The crowd didn’t seem to mind the rehearsal, though it’s a shame Lakeyah couldn’t show her more vulnerable side through one of her R&B tracks, like “Windows” or “Too Much” .
But for anyone who wishes there was more of Lakeyah, they won’t have to wait long to see her again in Milwaukee. She will be at a special event at the Walker’s Lounge on July 3.
Platform for Milwaukee Street Rappers
Beyond Lakeyah, We Outside’s lineup has been rounded out by some of Milwaukee’s most popular and prolific street rappers who generate hundreds of thousands, if not millions, of views on YouTube for their clips – but don’t. were never booked for big Milwaukee shows, even before the pandemic.

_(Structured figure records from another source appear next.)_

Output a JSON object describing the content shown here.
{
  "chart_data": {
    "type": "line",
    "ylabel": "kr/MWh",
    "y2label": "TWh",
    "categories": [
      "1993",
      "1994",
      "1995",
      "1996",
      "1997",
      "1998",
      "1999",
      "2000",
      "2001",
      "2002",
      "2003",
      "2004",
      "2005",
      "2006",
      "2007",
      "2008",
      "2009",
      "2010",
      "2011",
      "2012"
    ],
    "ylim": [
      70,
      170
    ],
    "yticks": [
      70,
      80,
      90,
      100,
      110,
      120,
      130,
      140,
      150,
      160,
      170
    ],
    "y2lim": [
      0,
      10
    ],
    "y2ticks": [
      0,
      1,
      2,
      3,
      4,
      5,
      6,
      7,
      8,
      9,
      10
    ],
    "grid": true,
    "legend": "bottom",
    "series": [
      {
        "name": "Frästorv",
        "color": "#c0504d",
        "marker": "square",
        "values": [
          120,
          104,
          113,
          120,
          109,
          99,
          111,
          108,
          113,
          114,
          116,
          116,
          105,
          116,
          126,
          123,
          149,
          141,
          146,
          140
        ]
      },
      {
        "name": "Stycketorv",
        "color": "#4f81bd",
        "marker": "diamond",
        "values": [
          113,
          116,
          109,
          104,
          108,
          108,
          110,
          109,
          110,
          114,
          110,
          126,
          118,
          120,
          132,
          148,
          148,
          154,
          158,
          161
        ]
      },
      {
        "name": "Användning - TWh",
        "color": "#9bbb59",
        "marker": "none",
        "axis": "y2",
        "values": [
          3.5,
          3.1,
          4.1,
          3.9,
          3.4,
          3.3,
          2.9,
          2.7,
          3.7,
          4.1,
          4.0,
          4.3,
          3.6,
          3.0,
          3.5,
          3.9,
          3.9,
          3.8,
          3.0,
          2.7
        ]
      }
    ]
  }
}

Gwapo Chapo instantly grabbed the attention of the crowd on Saturday, taking the stage with at least 20 people and dropping the first rap of the night with “All Racks”. The energy at We Outside took another leap forward when the general admission crowd was able to access the barricaded VIP section for the end of Chicken P.
But the highlight of the undercard was street-rap pioneer Solowke. Like Lakeyah, it was a homecoming for Solowke, for various reasons, following his 26-month prison sentence for possession of marijuana and a handgun, fleeing the police and jumping on bail. .

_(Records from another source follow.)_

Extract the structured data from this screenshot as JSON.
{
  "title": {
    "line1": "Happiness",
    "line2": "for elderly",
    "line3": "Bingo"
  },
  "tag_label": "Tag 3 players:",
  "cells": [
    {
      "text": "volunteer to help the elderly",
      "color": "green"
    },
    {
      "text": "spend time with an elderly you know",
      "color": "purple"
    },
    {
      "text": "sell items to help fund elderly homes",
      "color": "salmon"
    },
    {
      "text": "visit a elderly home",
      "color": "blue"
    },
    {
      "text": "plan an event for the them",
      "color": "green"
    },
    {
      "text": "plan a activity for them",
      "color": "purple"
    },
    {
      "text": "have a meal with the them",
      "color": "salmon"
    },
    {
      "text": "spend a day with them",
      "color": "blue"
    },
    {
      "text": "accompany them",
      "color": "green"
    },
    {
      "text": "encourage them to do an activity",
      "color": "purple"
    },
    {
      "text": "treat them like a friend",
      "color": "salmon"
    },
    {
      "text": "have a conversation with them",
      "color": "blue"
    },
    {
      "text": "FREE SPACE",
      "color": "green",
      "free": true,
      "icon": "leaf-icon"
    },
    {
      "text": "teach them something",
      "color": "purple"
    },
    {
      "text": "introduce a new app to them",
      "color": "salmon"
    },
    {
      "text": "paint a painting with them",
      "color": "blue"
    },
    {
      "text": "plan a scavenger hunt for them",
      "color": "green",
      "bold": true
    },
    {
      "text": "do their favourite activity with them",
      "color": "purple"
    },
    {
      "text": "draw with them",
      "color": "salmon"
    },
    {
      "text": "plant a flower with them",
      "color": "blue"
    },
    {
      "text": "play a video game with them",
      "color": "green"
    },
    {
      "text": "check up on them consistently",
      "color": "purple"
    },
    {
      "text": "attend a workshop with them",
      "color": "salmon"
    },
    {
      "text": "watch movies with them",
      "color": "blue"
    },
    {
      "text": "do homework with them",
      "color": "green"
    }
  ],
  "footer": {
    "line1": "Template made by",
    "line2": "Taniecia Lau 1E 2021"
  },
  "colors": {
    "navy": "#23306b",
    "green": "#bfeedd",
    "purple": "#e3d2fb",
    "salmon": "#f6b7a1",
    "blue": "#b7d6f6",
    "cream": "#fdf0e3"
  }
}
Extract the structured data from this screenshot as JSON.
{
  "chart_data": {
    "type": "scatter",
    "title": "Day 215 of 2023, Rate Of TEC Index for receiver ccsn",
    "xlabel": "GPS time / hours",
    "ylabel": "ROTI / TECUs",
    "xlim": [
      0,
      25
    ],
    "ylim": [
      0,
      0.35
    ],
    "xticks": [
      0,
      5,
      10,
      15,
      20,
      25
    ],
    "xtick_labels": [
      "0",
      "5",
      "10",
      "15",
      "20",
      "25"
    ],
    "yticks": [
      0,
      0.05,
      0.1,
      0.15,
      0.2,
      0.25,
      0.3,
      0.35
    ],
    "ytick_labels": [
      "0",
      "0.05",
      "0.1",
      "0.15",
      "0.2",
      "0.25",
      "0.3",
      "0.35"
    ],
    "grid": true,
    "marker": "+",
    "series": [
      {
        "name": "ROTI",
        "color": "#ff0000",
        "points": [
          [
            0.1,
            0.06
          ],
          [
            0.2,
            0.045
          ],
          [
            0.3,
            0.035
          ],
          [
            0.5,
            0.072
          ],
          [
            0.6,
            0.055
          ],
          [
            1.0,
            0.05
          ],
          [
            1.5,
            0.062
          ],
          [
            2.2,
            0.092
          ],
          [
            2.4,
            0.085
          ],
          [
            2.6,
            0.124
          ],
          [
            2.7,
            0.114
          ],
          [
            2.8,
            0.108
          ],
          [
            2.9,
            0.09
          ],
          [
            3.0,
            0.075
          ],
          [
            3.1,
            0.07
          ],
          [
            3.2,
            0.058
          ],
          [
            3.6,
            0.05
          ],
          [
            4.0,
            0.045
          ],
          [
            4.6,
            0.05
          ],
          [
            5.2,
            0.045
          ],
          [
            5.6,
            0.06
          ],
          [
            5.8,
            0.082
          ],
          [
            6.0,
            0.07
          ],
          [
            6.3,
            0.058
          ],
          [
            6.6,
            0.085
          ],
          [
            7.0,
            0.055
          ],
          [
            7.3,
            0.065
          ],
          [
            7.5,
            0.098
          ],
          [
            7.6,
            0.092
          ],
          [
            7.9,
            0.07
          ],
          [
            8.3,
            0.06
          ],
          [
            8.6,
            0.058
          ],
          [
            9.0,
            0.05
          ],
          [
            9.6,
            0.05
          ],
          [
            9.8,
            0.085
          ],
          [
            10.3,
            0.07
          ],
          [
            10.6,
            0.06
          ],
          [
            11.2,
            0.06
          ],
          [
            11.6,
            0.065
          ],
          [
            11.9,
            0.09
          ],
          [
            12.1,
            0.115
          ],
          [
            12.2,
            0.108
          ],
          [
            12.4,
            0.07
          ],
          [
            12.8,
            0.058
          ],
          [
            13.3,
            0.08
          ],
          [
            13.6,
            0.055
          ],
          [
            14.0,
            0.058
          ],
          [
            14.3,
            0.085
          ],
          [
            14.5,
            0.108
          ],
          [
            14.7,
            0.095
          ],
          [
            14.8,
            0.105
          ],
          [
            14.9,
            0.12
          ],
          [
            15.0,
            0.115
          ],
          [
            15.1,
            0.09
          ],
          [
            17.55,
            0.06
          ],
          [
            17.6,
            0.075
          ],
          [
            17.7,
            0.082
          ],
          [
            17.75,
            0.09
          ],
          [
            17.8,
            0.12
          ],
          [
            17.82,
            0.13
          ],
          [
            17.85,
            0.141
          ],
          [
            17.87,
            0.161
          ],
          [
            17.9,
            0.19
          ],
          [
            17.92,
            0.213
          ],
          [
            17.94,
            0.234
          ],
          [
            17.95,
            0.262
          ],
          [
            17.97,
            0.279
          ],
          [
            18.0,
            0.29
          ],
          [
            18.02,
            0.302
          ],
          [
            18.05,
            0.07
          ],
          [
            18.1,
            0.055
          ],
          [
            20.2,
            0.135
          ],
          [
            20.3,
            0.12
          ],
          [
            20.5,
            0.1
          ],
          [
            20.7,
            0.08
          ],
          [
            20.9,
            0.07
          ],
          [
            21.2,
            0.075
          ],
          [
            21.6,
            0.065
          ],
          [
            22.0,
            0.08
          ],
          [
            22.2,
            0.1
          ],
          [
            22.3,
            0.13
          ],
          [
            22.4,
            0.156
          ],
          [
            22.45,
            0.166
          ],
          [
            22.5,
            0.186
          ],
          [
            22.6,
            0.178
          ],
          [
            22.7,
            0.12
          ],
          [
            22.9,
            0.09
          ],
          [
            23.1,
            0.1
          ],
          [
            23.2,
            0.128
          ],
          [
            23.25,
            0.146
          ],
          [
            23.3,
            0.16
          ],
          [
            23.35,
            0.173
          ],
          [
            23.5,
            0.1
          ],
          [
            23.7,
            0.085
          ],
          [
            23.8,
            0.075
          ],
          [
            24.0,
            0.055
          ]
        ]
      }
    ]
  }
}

Solowke was so giddy to take the stage for his thrilling comeback single and twisted his tongue “Outta Sight Outta Mind” he repeatedly missed some of his verses. But it didn’t matter. Solowke was so happy, smiling, dancing and spinning, he illustrated how exciting it was that after 471 difficult days without concerts in Milwaukee, a night like We Outside was even possible.
- It would have bordered on cruelty if Milwaukee’s first big concert since March 2020 had been raining, and it seemed likely on Saturday morning. But apart from a few brief, ominous clouds, it was a happy evening with no rain or lightning.

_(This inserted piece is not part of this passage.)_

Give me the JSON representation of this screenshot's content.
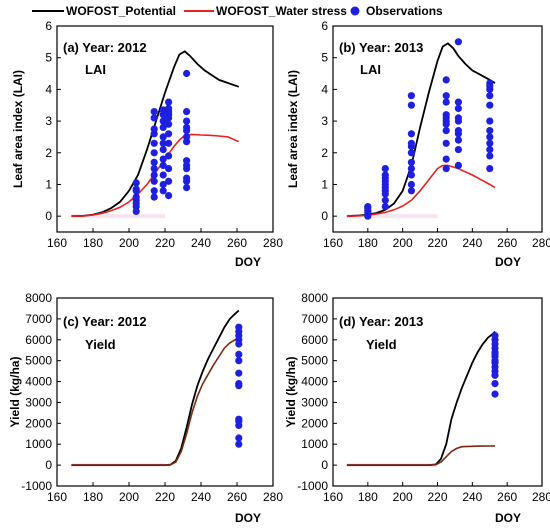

- For anyone who wants to see live music again but is reluctant to be surrounded by a large crowd, We Outside would have been a good show to come back to the experience. There was plenty of space in the Wisconsin State Fair Park where the show was held, so anyone could have stayed away from people and still see and hear the show clearly. That said, most of the fans were eager to come together and get as close to the stage as possible as Lakeyah showed up.
- In an interview with Journal Sentinel, We Outside host and promoter Djay Mando has suggested that segregation may be a reason some Milwaukee street rappers haven’t been able to put on big shows, and that venue operators may also be hesitant to put them on. book given the drug and gun content in their songs and videos. But there was no problem at We Outside, which followed the same standard security protocols you would see at any gig. “We did this (expletively) the right way,” Mando said. “What they say is not true. We are not dangerous, we are just having fun.”
- With Yung Bleu off the bill, Mando must have been in charge of the stage longer than he probably expected, but he was a gracious presence and addressed his crowd, not just with the recent hits of hip-hop stars like Megan Thee Stallion and DaBaby, but also dropping Milwaukee songs like the local hit “Big Money” by Munch Lauren.
- There were other artists from Milwaukee on Bill We Outside. Veteran rapper B. Justice performed “Free Flow”, a song he composed with the Milwaukee native and “The Chi” star Jacob Latimore. Troy Tyler did a cover of Ginuwine’s “Pony” that could rival the artist’s performance in August, when it opened for Boyz II Men at the Wisconsin State Fair. And Corey Pieper, who at one point merged pop with the musical styles of his Hawaiian heritage, has proven with newer material that he can adapt to current rap trends – albeit a hip-hop hybrid. and country, “All Day Long”, might have been a bit too off the beaten track for this crowd.
- For anyone at We Outside disappointed that Yung Bleu didn’t show up: He will headline the US Cellular Connection stage of Summerfest on September 4 – assuming he makes his flight.